As of January 1st, 2004 there was major, commuter and regional airlines serving 654 US commercial airports and of that number 479 airports were served exclusively by regional airlines. Over the past five years, regionals have taken on a more prominent role, adding planes and delivering more passengers under lucrative contracts with the major airlines. Of the top 22 airlines listed as safest to fly between Jan 1981-Jan 2004 listed by Plane Crash Information and the FAA; 10 are regional airlines.
The Way Ahead
During 2003 regionals collectively registered a profit margin of 13.2 percent. The major airline network carriers with which they contract registered a 9.2 percent loss.
Airlines Profits & Losses
*Source: Department of Transportation
- Regionals: $201.7 million
- Low-cost: $57.7 million
- Major carriers: -$1.31 billion
Travelers and communities have a stake in how economic pressures reshape the regionals. One in six domestic airline passengers use a regional carrier, and hundreds of communities across the US depend on them as their only link to the worldwide air travel network.
Regional Airline Passenger Characteristics
*Source: Regional Airline Association 7/20/04
- Approximately 65 percent are business travelers
- Prefer boarding via loading bridges
- Desire planeside baggage checking to save time at origin and destination
Regionals while making a profit since 9/11 have not thought creatively. Under contracts signed in the past five years, their profit margins have been locked-in, they have seen these profits range from 8 to 14 percent. The regionals have been paid a fixed fee per departure, an allowance for miles or hours flown, and a negotiated markup to include reimbursement for fuel costs.
Regionals are slowly breaking out from under the major air carriers' umbrella and are starting to fly independently; examples are those of Atlantic Coast Airlines and Independence Airlines.

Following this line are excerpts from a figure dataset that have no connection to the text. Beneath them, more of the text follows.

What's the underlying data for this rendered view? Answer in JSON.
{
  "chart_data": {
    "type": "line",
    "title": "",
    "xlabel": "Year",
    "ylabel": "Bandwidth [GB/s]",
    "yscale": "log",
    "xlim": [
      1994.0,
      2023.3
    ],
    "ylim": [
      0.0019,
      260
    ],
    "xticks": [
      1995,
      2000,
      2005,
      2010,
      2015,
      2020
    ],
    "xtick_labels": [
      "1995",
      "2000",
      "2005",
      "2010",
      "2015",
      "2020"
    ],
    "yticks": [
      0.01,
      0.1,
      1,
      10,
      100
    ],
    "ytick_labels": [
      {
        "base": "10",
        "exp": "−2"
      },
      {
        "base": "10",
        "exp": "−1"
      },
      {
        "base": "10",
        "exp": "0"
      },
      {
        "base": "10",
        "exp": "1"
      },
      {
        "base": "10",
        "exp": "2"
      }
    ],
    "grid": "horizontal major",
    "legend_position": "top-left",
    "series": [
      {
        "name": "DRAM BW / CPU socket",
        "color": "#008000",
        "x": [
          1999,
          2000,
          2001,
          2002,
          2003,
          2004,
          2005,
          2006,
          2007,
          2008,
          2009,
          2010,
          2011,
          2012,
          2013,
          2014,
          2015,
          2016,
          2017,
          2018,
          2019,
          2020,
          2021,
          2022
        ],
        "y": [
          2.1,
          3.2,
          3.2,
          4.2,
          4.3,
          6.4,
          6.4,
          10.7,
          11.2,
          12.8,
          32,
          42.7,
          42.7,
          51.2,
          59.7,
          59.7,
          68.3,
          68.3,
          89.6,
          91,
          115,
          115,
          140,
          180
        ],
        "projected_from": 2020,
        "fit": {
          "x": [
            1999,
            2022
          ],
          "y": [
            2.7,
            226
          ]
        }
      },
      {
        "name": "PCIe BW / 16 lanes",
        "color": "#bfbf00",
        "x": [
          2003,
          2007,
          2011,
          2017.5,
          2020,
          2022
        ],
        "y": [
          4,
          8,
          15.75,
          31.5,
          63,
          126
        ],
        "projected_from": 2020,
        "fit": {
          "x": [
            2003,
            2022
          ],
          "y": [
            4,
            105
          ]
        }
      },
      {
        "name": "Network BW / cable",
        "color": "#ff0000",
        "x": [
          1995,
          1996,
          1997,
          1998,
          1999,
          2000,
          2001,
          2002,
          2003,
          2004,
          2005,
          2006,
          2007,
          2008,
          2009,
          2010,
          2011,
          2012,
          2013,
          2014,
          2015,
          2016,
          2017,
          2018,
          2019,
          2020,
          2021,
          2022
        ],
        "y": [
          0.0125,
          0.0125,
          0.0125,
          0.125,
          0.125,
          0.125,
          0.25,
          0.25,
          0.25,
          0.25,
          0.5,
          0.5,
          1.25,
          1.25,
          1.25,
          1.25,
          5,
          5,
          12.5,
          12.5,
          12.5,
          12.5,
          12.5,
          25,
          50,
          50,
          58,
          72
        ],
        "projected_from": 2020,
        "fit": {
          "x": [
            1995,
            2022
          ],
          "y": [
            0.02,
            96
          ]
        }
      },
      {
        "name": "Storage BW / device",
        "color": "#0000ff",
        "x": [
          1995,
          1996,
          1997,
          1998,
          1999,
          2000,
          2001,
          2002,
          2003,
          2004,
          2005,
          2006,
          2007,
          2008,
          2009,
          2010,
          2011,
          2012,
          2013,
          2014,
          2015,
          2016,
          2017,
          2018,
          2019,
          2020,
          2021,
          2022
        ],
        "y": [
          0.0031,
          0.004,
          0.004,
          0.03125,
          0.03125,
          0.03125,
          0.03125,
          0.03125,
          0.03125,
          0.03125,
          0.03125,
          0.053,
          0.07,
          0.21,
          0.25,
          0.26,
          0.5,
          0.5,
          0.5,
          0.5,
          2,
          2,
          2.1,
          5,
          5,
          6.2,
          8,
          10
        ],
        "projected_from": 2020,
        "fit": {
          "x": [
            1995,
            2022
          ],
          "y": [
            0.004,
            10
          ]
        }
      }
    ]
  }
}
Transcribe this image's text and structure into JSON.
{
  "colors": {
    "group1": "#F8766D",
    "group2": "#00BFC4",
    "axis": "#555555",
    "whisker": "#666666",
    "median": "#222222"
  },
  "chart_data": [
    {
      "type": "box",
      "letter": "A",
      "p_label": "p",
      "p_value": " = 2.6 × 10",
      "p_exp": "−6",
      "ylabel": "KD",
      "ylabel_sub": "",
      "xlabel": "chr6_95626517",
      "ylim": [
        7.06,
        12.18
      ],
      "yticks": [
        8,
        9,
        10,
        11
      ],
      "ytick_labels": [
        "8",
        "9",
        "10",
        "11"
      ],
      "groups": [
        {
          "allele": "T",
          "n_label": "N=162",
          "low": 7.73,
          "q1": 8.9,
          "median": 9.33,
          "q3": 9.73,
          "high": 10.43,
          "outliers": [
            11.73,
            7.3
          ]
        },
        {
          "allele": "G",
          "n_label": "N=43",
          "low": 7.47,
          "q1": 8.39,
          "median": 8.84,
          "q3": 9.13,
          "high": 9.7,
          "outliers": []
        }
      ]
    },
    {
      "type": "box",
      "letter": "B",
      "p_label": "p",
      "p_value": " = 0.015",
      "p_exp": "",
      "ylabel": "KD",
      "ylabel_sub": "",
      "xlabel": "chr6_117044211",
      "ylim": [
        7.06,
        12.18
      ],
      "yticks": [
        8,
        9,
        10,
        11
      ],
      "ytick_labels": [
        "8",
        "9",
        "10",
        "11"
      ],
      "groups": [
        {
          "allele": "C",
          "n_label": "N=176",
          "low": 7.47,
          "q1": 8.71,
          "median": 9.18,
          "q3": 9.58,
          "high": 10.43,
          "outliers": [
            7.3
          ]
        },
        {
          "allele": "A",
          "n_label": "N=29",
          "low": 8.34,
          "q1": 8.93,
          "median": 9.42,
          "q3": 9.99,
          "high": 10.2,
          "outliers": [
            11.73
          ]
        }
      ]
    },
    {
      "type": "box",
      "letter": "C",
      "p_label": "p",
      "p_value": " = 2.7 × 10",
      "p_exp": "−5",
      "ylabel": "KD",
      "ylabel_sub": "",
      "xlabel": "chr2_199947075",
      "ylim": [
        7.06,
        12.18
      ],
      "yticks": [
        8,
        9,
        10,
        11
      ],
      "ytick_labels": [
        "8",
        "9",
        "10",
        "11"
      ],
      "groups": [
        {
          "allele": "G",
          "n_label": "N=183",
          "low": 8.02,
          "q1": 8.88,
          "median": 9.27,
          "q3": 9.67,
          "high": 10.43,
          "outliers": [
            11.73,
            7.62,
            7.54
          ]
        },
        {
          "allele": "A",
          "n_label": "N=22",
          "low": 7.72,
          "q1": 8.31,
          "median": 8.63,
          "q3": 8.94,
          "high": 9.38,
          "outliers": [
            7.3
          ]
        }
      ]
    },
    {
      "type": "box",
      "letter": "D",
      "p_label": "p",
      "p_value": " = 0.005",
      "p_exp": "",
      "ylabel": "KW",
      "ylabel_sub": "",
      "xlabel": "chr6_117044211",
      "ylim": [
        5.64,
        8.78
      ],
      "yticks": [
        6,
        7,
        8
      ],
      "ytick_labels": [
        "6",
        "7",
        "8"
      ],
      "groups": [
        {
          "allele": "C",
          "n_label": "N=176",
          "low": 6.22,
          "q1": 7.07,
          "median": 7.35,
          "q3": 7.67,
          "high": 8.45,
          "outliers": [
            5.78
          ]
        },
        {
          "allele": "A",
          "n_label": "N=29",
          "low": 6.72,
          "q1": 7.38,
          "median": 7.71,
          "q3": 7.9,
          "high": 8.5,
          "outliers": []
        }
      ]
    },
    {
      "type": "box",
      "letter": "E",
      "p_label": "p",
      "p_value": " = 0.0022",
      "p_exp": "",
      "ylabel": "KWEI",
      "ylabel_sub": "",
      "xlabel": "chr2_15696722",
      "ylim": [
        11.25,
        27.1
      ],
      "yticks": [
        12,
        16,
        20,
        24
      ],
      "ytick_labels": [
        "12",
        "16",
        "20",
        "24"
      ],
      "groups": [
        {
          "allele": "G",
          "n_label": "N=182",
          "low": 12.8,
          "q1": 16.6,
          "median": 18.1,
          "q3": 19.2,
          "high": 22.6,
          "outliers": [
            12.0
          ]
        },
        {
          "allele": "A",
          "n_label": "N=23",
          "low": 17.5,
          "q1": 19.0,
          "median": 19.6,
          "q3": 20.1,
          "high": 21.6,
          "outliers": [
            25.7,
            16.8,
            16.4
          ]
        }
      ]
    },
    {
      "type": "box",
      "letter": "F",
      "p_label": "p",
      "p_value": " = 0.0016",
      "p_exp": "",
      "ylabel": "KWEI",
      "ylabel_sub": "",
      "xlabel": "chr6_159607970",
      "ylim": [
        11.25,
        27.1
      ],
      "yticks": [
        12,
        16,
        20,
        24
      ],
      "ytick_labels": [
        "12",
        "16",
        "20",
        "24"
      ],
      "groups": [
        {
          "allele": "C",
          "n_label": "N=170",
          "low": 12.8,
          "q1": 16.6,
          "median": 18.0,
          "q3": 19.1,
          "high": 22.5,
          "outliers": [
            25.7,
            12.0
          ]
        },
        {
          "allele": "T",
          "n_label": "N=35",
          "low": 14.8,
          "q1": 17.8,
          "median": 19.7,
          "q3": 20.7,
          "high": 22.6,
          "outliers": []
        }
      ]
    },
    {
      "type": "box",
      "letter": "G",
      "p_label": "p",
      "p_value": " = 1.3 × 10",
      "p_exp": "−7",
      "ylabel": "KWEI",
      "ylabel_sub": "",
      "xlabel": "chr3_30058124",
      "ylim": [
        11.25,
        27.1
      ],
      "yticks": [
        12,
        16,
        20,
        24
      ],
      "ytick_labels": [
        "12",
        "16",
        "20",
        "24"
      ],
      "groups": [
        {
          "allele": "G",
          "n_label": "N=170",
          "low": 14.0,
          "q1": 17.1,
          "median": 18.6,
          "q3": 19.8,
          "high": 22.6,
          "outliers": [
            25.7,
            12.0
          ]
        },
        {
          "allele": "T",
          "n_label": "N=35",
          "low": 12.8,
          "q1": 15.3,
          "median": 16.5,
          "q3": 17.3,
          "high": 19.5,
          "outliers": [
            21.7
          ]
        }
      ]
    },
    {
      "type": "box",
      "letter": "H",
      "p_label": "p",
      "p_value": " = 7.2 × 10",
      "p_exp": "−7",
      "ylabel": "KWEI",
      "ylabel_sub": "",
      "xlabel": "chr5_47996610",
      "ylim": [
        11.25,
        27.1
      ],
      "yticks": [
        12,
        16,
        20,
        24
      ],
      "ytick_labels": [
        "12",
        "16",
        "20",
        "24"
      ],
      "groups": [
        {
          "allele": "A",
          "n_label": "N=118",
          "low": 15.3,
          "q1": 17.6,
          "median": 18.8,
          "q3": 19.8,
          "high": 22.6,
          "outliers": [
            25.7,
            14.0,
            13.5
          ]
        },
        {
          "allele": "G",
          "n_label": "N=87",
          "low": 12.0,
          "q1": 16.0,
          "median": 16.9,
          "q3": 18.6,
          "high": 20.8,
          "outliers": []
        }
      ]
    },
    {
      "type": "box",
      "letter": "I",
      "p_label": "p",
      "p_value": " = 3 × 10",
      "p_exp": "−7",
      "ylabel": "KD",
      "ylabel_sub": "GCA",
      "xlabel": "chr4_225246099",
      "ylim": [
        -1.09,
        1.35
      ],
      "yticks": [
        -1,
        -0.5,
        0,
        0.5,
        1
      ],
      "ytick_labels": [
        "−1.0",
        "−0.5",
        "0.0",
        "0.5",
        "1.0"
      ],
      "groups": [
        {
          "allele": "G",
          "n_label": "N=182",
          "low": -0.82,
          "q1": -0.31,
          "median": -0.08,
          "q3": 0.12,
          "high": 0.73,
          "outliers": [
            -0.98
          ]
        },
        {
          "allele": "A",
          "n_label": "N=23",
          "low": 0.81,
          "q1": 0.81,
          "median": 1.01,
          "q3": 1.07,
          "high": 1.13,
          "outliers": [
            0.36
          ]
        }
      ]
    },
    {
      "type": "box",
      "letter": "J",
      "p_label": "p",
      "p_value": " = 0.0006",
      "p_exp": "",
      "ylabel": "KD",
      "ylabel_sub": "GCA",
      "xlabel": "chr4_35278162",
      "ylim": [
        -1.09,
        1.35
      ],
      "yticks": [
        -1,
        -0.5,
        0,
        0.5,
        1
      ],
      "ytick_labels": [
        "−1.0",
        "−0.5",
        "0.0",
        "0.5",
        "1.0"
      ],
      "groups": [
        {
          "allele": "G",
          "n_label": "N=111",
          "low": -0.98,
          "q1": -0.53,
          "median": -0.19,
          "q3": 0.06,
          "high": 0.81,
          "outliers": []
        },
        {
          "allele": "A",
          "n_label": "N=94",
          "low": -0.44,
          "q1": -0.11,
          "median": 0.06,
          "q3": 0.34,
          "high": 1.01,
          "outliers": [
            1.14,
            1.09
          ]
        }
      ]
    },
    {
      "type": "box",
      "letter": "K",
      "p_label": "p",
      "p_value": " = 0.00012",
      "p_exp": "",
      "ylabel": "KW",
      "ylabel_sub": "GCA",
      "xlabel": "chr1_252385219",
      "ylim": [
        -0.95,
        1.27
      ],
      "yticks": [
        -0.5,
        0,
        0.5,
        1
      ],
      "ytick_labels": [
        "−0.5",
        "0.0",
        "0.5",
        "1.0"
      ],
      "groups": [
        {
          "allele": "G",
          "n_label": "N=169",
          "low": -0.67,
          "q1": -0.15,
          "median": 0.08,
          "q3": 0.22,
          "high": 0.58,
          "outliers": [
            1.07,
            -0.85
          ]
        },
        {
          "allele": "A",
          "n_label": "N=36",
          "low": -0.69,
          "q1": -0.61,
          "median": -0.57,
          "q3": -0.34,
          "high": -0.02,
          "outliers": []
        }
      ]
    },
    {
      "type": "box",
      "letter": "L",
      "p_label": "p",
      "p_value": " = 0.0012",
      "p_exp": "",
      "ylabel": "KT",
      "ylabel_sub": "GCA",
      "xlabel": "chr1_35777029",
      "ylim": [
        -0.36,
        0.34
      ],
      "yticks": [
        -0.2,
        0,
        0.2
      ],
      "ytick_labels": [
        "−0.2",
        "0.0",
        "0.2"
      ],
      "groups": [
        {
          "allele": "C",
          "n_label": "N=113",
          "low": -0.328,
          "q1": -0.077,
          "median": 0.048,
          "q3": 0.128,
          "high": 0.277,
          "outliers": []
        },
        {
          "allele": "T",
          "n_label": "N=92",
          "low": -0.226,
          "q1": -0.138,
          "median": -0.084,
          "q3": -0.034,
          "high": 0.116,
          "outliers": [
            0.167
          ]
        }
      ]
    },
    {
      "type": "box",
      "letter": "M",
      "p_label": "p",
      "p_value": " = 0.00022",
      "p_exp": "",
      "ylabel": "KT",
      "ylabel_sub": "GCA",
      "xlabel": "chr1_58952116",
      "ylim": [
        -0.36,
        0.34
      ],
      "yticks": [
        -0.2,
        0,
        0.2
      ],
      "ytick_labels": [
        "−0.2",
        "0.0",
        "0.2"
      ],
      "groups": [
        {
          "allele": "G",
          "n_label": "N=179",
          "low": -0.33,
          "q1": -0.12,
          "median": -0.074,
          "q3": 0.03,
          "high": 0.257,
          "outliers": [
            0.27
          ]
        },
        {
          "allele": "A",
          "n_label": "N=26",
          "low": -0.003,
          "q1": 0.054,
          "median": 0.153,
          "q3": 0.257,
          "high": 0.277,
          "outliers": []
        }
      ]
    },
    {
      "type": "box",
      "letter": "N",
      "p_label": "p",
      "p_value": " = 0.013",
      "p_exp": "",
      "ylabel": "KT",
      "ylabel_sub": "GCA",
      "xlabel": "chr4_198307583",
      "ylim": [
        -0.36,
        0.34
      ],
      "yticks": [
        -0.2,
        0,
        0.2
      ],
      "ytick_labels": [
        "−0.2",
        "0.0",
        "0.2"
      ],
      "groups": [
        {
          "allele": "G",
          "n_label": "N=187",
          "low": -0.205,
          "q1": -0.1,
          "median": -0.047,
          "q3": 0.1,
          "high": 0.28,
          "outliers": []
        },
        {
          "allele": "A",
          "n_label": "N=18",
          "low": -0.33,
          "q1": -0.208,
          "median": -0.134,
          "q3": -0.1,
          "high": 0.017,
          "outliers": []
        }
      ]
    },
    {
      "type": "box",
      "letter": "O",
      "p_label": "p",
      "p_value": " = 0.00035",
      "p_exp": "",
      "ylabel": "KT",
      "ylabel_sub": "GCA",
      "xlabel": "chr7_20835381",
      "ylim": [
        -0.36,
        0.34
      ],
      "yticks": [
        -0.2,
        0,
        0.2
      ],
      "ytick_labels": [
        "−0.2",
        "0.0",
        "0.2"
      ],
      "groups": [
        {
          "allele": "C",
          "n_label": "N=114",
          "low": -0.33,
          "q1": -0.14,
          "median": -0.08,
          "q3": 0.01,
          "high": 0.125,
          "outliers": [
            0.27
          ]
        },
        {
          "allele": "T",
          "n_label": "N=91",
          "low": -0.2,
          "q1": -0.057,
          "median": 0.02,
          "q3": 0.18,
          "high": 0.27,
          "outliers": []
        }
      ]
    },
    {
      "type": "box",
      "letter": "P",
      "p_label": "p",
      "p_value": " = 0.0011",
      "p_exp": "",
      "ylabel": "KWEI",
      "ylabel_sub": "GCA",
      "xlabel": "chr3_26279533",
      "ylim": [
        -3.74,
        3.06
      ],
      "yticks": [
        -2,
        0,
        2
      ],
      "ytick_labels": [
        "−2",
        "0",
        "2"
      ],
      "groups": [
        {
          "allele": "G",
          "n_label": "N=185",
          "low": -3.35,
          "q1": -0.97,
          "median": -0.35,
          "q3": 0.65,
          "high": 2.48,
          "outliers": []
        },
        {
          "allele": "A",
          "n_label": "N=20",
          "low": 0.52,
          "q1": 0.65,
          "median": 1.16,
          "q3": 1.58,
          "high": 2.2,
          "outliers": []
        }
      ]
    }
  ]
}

Where Atlantic Coast Airlines decided to end its ties with Delta and fly under its own colors and has remained solvent, Independence is now seeking affiliations as a United Airlines regional partner. In the ever-changing market place major and regional carriers are increasingly crossing into each other's flight paths.
The future of regional airlines tends to be centered around:
- Low fares. Discount airline will continue to force airfares to the lowest average since deregulation. Low fares have lured more passengers aboard.
- Regional airlines. Jets are replacing turboprops. Regional airlines will therefore pick up additional routes handed off by cost-cutting big-airline partners.
- Full planes. Major airlines will need to eclipse their 2003 record of flying their planes 74.2 percent full on average.
- Future aircraft development. Regional airlines will have to adapt and take advantage of manufacturer production of the 70- to 100-seat airplanes, a size bigger than common regional jets, but smaller than the smallest planes typically flown by major airlines.
- Limitations of air traffic control system. Free flight advocates would have you believe that this is not an issue, however air traffic control is in direct correlation to more flights, greater frequency and on time arrivals. The FAA must continue to be proactive, and the regionals have a major play in this arena.
- Regulatory cost burden. With major air carriers being so volatile to bankruptcy this is an area where the commuter and regionals will have to pay more in order to operate in the aviation industry.
- "Scope clause" restrictions. These restrictions are artificial boundaries and are reminiscent of the days when the CAB was enforcing regulations and dividing not only classes of travel but also sectors of flight. Big brother is not the federal government but rather the major air carrier.